It was a pretty normal day when everything suddenly broke apart. There was a war going on outside between two of the most powerful students in the school, the King versus the school's old Queen in a break-bones brawl to the end. Everyone had their eyes and ears on what was going on then, but not Otis.


He, on the other hand, was continuing his work for the Press Club. The Wellston Weekly worked dutifully through any sort of disaster, rain or shine; Cecile's leadership of their little organization made sure of that. Besides, school drama was not his beat on the paper anyway. Anywhere between three to four other writers and reports worked on that front.


Otis' job was writing the general minutiae that filled the columns, updating everyone on everything that didn't catch headlines. His work wasn't flashy, but it was the most necessary work. Everyone else wanted to be part of the group that got to snoop around the Royals, or the ones that turned gossip into fact about who was dating who, as well as team sports, Turf Wars, and all the rest. Flashy content; the things that made careers and got included as accomplishments on transcripts.

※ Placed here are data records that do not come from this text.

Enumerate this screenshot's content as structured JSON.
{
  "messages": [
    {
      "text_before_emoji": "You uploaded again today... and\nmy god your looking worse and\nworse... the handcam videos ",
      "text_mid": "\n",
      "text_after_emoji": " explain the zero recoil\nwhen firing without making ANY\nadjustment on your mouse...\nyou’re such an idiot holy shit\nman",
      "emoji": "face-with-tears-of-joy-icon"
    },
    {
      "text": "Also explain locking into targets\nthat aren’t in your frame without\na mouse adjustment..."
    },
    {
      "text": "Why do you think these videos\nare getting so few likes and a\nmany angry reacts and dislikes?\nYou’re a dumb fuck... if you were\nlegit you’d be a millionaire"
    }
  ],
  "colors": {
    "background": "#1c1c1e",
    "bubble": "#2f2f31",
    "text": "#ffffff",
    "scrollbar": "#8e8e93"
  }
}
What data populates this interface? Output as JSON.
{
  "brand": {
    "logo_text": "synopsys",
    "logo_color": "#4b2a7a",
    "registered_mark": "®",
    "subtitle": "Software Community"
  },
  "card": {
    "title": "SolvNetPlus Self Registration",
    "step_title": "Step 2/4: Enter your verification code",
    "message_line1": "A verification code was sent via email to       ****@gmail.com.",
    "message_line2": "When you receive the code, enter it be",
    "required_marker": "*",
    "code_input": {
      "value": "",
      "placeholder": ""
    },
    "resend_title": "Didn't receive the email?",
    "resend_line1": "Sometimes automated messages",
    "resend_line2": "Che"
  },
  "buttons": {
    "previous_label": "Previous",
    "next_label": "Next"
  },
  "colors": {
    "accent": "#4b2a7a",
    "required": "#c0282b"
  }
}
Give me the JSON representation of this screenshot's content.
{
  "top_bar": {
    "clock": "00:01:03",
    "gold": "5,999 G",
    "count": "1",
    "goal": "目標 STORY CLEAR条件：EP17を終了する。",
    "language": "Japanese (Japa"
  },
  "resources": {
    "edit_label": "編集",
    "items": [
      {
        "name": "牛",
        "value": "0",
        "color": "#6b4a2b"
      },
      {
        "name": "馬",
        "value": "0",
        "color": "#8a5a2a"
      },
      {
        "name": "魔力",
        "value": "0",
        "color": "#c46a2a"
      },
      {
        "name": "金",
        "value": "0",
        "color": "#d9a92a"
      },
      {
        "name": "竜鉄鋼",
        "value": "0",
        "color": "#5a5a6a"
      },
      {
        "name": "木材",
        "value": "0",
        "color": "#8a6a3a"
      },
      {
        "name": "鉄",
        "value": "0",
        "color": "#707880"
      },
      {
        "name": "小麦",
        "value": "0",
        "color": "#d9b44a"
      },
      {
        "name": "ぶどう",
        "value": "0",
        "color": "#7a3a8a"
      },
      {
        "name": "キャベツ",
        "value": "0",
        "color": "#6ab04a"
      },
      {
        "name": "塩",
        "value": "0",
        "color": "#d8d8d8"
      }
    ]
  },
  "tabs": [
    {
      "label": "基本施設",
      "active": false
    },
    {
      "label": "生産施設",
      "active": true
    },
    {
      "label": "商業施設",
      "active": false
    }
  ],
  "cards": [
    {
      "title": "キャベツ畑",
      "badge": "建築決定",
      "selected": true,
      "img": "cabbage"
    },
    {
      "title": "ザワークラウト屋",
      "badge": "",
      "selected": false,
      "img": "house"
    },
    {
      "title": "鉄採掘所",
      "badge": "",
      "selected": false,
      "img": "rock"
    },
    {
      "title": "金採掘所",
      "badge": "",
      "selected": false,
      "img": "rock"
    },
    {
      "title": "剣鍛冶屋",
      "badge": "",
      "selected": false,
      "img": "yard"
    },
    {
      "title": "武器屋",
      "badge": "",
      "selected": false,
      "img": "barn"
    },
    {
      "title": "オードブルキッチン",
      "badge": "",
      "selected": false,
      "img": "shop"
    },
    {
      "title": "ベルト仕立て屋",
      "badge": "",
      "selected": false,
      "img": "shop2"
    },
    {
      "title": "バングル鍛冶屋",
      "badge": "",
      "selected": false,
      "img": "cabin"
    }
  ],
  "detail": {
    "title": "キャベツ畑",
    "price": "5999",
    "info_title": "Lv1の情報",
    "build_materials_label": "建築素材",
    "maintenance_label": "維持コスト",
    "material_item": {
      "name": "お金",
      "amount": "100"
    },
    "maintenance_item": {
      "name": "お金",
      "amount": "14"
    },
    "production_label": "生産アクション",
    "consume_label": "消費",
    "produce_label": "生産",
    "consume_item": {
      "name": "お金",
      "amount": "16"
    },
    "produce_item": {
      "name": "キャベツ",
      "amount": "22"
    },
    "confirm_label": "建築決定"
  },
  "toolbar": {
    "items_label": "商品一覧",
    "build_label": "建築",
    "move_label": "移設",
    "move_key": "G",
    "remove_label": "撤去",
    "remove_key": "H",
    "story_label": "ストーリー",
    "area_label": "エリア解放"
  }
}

None of that glossy stuff mattered to him. The paper needed the stuff that wasn't as pretty or exciting to keep it going, to be an actual source of news that helped students stay involved and stay informed on important school knowledge. Test dates, test subjects, grading curves who and where, the lingering count-down to midterms or finals— and so on and so on.


And he did it without breaking a sweat or missing a deadline, and this blissful little spot was his all thanks to Cecile. When he joined the club back when he was just a first year, Juni— a fellow reporter in the club— had told him that it was once under a different management and a different type of leadership just a year ago. People were running around doing whatever they wanted, trying to out-compete each other for every single story floating around and butting heads over all the club's meager resources. It was just a mess, and whoever was in charge— a witless, clueless then-fourth year whom everyone had long since forgotten by now— only made it worse.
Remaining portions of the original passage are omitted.